I also wanted to comment a bit more on psychoanalysis/psychoanalytic approach.
Although it is typically defined in terms of a frame (e.g. blank slate, using the couch, frequent sessions, expecting to schedule vacations etc) and the frame is an important part, I don't think this is a defining feature. There is something else that is much more important, so that if you take this something else away and only the frame remains then there is really nothing analytic left. I think public view of the definition in terms of the frame exists because these are the visible parts - this other something is not really visible, but if I would have to define it then perhaps right now I would say that this expresses itself in few things.
1) Being very patient. Here a also mean the suspension of the eagerness to go along with the more active and attractive part of the patient (the presenting part in the half-patient in the current context). The T's task is to create a representation in his mind about the whole patient, including also those parts that are missing from the treatment and that present themselves precisely through the lack of being present.
2) The ability to tolerate and "digest" difficult and intolerable feeling states, with non-judgement, curiosity and perhaps benevolence (I don't want to use the word "friendliness" because that already assumes some polarity and blocks the way for the patient feely freely unfriendly or even hostile when needed), without the need to throw these feelings back to the patient too quickly, prematurely.
If those things (and maybe something else that I cannot articulate right now) are present then all these frame components will have their natural role and they don't define the treatment.

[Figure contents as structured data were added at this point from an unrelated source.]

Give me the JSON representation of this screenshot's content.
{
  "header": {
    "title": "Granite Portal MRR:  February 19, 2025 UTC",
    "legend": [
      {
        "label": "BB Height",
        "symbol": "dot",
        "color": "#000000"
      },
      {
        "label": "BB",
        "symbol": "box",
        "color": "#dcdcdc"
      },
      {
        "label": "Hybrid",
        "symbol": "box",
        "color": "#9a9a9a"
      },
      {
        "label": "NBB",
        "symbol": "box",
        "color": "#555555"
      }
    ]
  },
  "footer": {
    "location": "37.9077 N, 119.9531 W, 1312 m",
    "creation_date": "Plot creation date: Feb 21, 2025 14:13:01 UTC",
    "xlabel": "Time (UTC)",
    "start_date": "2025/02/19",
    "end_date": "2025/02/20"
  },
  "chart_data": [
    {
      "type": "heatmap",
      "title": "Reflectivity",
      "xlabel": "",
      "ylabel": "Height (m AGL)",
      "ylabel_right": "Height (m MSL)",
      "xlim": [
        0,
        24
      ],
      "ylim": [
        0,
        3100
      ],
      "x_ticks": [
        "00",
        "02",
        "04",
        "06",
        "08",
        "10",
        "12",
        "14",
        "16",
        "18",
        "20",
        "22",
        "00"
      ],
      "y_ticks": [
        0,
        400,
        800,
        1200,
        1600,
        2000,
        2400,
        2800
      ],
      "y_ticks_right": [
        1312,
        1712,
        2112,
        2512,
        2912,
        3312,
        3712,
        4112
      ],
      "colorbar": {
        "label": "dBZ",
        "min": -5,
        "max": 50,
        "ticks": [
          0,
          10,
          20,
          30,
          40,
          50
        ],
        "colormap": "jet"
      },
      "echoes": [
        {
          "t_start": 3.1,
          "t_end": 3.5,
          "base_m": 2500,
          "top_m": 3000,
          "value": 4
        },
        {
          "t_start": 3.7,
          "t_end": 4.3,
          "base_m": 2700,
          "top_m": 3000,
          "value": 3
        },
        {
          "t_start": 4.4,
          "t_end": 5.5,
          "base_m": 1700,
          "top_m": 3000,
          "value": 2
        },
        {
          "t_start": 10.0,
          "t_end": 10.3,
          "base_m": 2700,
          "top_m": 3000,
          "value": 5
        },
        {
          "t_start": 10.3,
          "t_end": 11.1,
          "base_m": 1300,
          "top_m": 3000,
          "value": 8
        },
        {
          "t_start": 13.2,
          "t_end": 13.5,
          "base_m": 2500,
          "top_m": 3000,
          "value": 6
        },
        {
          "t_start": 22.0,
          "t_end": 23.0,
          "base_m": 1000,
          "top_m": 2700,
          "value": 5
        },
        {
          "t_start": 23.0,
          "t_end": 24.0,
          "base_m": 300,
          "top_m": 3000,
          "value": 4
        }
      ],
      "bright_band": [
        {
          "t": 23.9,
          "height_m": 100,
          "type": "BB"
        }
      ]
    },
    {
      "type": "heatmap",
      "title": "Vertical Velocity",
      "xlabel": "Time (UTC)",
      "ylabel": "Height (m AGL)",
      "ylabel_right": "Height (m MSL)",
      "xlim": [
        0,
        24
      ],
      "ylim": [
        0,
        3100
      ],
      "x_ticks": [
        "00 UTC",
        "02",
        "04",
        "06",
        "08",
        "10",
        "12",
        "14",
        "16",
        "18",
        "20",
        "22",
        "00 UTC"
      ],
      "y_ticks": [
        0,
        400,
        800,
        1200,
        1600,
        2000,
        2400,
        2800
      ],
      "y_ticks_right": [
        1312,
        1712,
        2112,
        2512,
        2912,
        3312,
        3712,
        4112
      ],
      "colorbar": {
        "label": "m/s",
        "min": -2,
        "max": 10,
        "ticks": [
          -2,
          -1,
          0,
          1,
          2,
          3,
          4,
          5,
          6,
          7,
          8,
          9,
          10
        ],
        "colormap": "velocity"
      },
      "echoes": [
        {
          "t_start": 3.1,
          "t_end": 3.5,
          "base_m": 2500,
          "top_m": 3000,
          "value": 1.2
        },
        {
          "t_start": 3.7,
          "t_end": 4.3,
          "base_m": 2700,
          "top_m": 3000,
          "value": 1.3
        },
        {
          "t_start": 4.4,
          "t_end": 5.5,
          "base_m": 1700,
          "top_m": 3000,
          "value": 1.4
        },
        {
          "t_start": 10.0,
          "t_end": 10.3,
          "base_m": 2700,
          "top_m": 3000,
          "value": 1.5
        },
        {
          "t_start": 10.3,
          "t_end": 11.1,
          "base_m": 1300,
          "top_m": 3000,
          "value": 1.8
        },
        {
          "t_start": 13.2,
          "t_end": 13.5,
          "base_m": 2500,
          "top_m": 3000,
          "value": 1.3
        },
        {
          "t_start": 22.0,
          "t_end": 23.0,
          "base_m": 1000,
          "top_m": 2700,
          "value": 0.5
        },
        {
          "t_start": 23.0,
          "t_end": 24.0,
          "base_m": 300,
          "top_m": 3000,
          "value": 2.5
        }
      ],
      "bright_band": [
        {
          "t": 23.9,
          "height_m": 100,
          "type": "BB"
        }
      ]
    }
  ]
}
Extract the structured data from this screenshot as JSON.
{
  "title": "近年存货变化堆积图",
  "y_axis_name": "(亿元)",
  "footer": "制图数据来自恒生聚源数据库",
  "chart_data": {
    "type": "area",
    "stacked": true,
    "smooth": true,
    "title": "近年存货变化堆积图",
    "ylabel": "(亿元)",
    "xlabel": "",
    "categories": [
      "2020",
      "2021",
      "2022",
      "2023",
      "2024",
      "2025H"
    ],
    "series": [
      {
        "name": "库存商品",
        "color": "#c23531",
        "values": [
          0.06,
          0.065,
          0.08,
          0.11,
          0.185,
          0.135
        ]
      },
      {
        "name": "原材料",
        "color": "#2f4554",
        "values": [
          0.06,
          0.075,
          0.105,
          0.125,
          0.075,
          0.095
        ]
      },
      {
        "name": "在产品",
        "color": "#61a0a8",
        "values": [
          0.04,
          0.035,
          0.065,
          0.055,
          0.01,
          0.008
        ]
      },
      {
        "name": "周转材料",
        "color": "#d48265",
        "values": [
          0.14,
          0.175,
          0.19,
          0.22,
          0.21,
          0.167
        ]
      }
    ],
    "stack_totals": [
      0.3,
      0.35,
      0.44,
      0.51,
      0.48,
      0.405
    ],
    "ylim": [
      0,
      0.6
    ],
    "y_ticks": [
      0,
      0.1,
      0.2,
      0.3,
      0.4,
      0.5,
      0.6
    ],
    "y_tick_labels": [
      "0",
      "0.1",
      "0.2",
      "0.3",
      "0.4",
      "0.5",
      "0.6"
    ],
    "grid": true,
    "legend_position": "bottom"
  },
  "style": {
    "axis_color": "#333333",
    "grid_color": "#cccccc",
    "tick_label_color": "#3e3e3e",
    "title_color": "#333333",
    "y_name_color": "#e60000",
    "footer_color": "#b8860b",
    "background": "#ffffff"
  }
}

For instance, I find it very dangerous when a T, who is not trained analytically but who likes this approach, tries to mimic the blank slate technique. I don't really know how this technique was used by US analysts in 50s or 60s and I only have experience in analysts trained in Europe (basically contemporary British school), but the blank slate and use of silence are not things in themselves but techniques to use when appropriate and not to use when inappropriate. This requires the ability to make an informed judgment by the T if and when it is appropriate (i.e. it helps to further the treatment for the patient). If the patient does not tolerate it (i.e. tends to regress too much) then it is not appropriate and should not be used.
Btw, my T announces his vacations in the beginning of the year and although he does not expect me to take my vacations at the same time, he does expect me to pay when I decide to go on holiday on any other time. So in that sense he is "old-school". But really, I don't perceive it as any problem because this is just one part of the frame and not the defining feature of our work. Besides, I think this vacation thingy came originally from middle Europe anyway where people, at least those who can choose, all tend to take their vacation in July or August. In my country, majority of people have vacation in July, thus it is really a no-brainer to synchronise our vacations. I would understand that it would be weird if my T would decide to take his vacation let's say in February and work in July and would expect me to do the same.